UTA leads effort to establish regional biomanufacturing hub
The University of Texas at Arlington and its partners in North Texas and Oklahoma are leading the effort to make the region a biomanufacturing training and research hub that meets the demands of U.S. and foreign biotech companies.
UTA is the lead applicant in a consortium of nearly 20 entities from North Texas and Oklahoma for a funding opportunity released by the U.S. Economic Development Administration (EDA) in May 2023 to designate at least 20 Tech Hubs across the country and separately award a total of $15 million to develop strategies that will accelerate economic growth.
“With UTA’s incredible talent in research and business development in the region, we are serving as the lead of this consortium, knowing it will help further leverage biomanufacturing innovation in a research triangle with Dallas to the east, Fort Worth to the west and Oklahoma City to the north,” said UTA President Jennifer Crowley. “We are grateful to Lyda Hill Philanthropies for its generous grant that funded part of the initial market assessment for North Texas that helped build our case for the EDA.”
As the lead applicant for the Phase 1 Strategy Development Grant and Designation, UTA established a consortium between Dallas-Fort Worth-Arlington (DFWA) and Oklahoma City (OKC) requesting designation by EDA as a “Central Biomanufacturing Innovation Hub” (CBIH). Designation of these regions, connected by the I-35 Corridor and representing more than 9 million individuals as a collective Tech Hub, presents a powerful opportunity to form a biomanufacturing “mega-region” with significant logistical advantages, research and development, and commercialization assets.

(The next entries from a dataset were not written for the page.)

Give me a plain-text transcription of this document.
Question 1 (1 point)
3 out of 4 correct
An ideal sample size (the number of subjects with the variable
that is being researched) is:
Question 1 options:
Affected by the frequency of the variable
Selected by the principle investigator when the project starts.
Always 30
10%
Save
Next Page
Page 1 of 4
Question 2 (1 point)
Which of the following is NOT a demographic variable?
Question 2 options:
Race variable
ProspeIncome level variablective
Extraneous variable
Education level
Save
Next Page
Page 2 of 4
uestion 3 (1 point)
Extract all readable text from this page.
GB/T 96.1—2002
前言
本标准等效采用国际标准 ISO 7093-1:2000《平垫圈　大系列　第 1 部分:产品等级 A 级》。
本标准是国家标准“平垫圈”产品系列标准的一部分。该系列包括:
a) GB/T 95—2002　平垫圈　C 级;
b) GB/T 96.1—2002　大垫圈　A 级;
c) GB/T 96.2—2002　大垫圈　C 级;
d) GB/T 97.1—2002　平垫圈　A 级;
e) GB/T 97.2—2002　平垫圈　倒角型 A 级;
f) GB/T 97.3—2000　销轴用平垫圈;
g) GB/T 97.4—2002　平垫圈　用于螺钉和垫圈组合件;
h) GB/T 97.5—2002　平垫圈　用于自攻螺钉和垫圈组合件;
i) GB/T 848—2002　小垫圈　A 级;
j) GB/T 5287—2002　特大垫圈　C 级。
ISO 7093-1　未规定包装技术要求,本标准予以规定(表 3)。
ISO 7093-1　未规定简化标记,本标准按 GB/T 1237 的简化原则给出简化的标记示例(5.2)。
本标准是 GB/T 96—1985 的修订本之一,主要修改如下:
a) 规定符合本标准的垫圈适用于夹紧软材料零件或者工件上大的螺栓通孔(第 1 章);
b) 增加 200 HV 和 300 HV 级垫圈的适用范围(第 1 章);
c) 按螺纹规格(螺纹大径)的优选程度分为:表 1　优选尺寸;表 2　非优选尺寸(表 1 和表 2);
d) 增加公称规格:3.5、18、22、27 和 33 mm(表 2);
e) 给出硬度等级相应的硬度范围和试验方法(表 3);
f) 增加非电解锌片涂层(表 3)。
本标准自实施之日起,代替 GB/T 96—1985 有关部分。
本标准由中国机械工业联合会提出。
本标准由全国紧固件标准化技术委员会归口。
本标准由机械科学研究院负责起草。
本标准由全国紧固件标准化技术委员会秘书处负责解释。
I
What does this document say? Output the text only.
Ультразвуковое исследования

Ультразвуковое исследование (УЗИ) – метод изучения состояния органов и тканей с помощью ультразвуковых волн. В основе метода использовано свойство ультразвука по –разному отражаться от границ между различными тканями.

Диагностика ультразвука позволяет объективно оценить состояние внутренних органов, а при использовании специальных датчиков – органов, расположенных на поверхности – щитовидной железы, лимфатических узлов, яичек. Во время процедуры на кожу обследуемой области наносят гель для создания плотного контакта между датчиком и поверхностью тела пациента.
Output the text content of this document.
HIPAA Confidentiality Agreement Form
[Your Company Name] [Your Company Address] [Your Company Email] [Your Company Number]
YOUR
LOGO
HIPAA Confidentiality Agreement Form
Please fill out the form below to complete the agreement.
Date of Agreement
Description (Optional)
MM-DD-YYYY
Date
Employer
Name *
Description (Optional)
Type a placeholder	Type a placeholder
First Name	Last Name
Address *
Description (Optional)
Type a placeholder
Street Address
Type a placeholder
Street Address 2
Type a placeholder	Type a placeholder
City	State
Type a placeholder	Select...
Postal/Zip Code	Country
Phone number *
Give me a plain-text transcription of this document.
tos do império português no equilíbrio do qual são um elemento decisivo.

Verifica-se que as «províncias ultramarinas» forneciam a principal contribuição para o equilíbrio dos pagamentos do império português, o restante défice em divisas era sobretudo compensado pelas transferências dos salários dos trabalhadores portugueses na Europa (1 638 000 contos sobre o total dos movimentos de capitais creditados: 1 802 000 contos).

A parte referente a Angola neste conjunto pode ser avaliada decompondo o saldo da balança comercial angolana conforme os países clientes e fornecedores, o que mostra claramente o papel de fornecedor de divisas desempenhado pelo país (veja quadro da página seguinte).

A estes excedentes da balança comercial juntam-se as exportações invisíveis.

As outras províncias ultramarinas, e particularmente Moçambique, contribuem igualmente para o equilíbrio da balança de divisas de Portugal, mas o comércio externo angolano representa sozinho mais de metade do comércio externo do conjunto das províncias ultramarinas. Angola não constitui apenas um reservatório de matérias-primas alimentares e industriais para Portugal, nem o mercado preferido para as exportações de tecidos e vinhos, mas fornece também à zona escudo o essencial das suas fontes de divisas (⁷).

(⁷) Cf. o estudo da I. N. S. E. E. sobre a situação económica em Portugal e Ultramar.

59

Through strategic investments, the DFWA and OKC regions have positioned themselves as competitive biomanufacturing hubs capable of reinforcing U.S. economic strength and resilience by leveraging central U.S. resources. OKC’s focus on scaling the production of bioengineering talent, expanding capacity for supporting and managing clinical trials, and growing contract development and manufacturing production complement DFWA’s leadership in increasing output of research and new patents, creating unique wet-lab facilities to support commercial translation and workforce development initiatives in underserved communities.
“We believe the designation of this CBIH mega-region will maximize prior regional EDA investments in biotech workforce and infrastructure and add critical federal engagement into a central U.S. strategy,” said Kate C. Miller, vice president of research and innovation for UTA. “Receiving this designation and strategy development grant will ultimately contribute to the translation of bioscience research into new businesses and commercial products, expanding low-cost domestic biomanufacturing capabilities and producing a robust talent pipeline needed to ensure America’s continued leadership in bio-innovation.”
Led by UTA, the CBIH consortium also includes Arlington Economic Development Corporation, BioLabs, BioNTX, the city of Dallas, Dallas College, DFW Airport, Echo Investment Capital, Evolve Biologics, the Greater OKC Chamber of Commerce, Lyda Hill Philanthropies/LH Capital Inc., McKesson, the OKC Innovation District/BioTC Oklahoma, Oklahoma Medical Research Foundation, University of Oklahoma, University of Oklahoma Health Sciences Center Stephenson Cancer Center, Texas A&M National Center for Therapeutics Manufacturing, and Wheeler Bio. These entities represent robust public, private and civic sector leadership already engaged in and committed to advancing CBIH’s potential. This consortium leverages shared regional expertise that addresses two of the Tech Hubs’ “key technology focus areas” of:
- biotechnology, medical technology, and genomics;
- synthetic biology and robotics, automation, and advanced manufacturing.